El movimiento de OpenAI e Ive ha generado reacciones inmediatas en la industria. Apple, por ejemplo, registró un descenso en Bolsa tras el anuncio de la operación. Aunque Altman ha dicho que no esperan que el iPhone desaparezca a corto plazo, sí ven en su producto el inicio de una nueva categoría que, eventualmente, podría redefinir la interacción humana con la tecnología.

Google y Meta, por su parte, han presentado integraciones de IA en productos como gafas o asistentes, pero la apuesta de OpenAI e Ive se distingue por su audacia a la hora de prescindir de la pantalla y poner toda la experiencia en manos—o más bien, en la vida diaria—del usuario. El «AI companion«, aún sin nombre comercial definitivo, podría establecer un nuevo estándar sobre cómo deben ser los dispositivos inteligentes en la era de la inteligencia artificial general.

El hecho de que el equipo de io esté formado casi en su totalidad por veteranos de Apple refuerza la sensación de continuidad—y cierta competencia directa—con la filosofía y la ejecución de los productos de la manzana. Ive se mantiene al frente de LoveFrom como consultor externo, asegurando que el sello innovador y estético permanezca intacto.

La industria observa con cautela y expectación, consciente de que un triunfo aquí podría sentar las bases para la próxima revolución tecnológica.

¿Cuándo se podrá conocer o comprar este dispositivo?

Aunque buena parte de los detalles técnicos siguen siendo una incógnita, Sam Altman y Jony Ive han adelantado que esperan mostrar avances concretos durante 2026, año en el que se prevé el anuncio oficial de la primera versión comercial.

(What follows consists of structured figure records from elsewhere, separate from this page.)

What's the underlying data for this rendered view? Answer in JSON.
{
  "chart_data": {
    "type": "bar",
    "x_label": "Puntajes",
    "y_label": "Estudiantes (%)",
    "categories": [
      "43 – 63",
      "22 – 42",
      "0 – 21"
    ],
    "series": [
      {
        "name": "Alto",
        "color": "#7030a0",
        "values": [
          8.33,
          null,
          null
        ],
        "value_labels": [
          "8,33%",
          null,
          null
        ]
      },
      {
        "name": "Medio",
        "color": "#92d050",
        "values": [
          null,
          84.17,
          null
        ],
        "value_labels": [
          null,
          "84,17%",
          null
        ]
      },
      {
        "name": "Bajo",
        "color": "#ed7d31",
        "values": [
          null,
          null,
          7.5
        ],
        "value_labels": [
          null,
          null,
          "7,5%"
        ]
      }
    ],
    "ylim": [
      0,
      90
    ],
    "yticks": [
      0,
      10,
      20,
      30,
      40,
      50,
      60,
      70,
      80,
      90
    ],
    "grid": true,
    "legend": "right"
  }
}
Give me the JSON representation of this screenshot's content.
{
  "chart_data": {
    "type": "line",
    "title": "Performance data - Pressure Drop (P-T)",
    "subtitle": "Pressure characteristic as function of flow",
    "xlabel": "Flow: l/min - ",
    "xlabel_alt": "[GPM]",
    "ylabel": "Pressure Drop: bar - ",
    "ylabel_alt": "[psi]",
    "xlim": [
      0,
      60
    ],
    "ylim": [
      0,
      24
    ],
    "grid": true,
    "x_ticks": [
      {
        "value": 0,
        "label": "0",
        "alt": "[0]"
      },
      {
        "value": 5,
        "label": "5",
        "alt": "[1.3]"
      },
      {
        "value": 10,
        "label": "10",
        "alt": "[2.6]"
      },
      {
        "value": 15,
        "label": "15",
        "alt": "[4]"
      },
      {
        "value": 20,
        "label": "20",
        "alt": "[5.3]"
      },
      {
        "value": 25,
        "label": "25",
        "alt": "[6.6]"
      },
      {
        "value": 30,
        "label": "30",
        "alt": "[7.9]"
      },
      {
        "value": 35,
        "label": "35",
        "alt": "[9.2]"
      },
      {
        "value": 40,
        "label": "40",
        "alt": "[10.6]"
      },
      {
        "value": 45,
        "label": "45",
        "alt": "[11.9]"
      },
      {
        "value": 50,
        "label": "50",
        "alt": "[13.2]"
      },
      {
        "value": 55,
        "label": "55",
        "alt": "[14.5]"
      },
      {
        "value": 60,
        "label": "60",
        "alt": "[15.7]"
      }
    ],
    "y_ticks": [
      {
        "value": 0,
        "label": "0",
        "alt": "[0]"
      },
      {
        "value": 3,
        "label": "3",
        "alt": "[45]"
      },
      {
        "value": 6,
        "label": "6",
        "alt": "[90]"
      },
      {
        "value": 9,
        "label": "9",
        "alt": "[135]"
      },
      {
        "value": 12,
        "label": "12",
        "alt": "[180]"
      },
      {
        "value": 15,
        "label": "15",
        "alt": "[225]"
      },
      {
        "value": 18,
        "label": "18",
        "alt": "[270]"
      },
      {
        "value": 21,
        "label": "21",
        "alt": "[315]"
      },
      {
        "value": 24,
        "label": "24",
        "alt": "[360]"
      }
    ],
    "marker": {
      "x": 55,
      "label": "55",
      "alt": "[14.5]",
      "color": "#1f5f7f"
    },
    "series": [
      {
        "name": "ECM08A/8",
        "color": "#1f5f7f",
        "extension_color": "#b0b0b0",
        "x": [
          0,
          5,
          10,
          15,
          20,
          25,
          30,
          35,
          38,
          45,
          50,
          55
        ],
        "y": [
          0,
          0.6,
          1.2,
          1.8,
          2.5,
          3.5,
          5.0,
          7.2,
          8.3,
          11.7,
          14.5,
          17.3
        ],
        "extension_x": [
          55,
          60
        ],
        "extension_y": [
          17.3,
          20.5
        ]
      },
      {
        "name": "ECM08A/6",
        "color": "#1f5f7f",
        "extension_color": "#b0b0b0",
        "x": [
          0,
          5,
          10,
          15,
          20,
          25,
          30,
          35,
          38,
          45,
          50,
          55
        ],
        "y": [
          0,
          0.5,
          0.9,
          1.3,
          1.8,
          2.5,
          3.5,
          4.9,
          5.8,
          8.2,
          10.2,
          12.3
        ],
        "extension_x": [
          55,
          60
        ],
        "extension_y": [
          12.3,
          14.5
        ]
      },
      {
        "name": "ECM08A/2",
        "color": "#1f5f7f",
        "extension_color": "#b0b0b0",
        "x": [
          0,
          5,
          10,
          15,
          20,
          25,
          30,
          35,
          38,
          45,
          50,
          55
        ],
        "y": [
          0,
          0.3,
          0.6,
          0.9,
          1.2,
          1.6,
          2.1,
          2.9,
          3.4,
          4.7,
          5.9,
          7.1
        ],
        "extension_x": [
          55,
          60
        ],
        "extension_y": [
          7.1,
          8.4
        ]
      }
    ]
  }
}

El proceso de diseño y desarrollo, como han reconocido en varias entrevistas, es completamente confidencial y sujeto a cambios. No obstante, los prototipos iniciales ya existen y el equipo está trabajando intensamente en pulir tanto el hardware como la integración con la IA desarrollada por OpenAI, como GPT-4 y las futuras generaciones.

El precio, la distribución y las capacidades finales serán probablemente desvelados en los meses previos al inicio de la producción en masa en 2027. Por ahora, la única certeza es que esta colaboración está destinada a marcar un antes y un después en la forma en que las personas entienden y utilizan la tecnología de inteligencia artificial.

El lanzamiento de este innovador dispositivo busca transformar la interacción con la tecnología y abrir una nueva era en la que la inteligencia artificial sea parte integral y discreta del día a día. La comunidad tecnológica está atenta, ya que se podría estar gestando la próxima gran revolución en la forma en que conectamos con el mundo digital.